Although at a much earlier stage in his research, having started only 6 months ago, Dr Cooper-Knock has already identified some specific gene expression effects that may be distinct to the C9orf72 form of the disease. For more details about Dr Cooper-Knock’s work see our earlier blog post about his fellowship.
BioMOx and beyond
It was fitting that Dr Martin Turner (Oxford) gave the closing presentation. Not only was Dr Turner the first recipient of a Lady Edith Wolfson Fellowship, but he has recently been awarded a new five-year Senior Clinical Fellowship through the programme – these are highly prestigious awards, with only one in seven applicants successful.
Dr Martin Turner, MRC/MND Association Lady Edith Wolfson Clinical Research Fellow
Titling his talk ‘BioMOx and beyond’ Dr Turner outlined the challenge of identifying a specific signature of MND. He showed that whilst there is unlikely to be a single test for MND, a combination of tests (involving brain scanning and eye tracking techniques together with chemical analysis of blood, urine or cerebrospinal fluid) are showing some promise in aiding and speeding up the diagnosis, as well as predicting how the disease is likely to progress within an individual.

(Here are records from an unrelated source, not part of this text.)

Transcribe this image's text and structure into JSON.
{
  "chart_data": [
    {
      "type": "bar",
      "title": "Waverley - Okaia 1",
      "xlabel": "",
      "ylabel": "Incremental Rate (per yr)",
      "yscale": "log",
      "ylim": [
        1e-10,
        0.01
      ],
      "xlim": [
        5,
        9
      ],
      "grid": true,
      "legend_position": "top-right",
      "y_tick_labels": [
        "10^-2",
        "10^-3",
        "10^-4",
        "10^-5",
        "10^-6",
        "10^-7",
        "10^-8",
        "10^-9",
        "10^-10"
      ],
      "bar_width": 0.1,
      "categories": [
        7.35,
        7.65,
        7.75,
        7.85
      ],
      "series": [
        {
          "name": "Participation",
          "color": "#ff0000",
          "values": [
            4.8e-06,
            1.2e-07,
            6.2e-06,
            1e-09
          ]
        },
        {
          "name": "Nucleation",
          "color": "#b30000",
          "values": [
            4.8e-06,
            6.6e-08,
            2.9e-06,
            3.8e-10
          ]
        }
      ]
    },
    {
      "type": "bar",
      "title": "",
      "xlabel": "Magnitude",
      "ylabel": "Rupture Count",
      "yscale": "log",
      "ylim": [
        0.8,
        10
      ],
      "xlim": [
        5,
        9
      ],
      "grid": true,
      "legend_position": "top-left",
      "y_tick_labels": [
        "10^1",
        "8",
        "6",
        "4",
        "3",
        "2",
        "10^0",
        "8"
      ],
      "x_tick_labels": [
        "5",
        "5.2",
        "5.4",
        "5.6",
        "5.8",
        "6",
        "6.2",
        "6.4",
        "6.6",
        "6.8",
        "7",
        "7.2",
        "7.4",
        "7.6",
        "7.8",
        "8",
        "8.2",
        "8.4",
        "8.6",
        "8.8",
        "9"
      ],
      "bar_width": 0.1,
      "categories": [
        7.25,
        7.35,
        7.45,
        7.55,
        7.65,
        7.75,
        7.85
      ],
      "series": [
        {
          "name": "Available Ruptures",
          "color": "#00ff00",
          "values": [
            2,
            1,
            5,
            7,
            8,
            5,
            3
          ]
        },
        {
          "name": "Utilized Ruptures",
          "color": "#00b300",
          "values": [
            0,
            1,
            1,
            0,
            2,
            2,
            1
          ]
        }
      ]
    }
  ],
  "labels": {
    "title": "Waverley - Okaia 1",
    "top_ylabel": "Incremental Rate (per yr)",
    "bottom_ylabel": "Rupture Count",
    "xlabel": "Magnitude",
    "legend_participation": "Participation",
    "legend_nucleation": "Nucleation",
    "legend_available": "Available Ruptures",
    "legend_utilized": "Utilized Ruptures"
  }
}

He highlighted the importance of international collaboration, such as the new formal link with Dr Mike Benatar in Miami, who for several years has been studying people at risk of developing inherited MND. Indeed, Dr Turner apologised for missing the morning speakers at Sheffield as he had been busy with one of Dr Benatar’s study participants in his MRI scanner at Oxford!
On the subject of international collaboration, our most recent Clinical Fellow, Dr Jemeen Sreedharan, was unfortunately unable to attend as the first two years of his Fellowship is based at the University of Massachusetts, returning to the University of Cambridge to complete his research. We look forward to having him at the next Fellows get-together!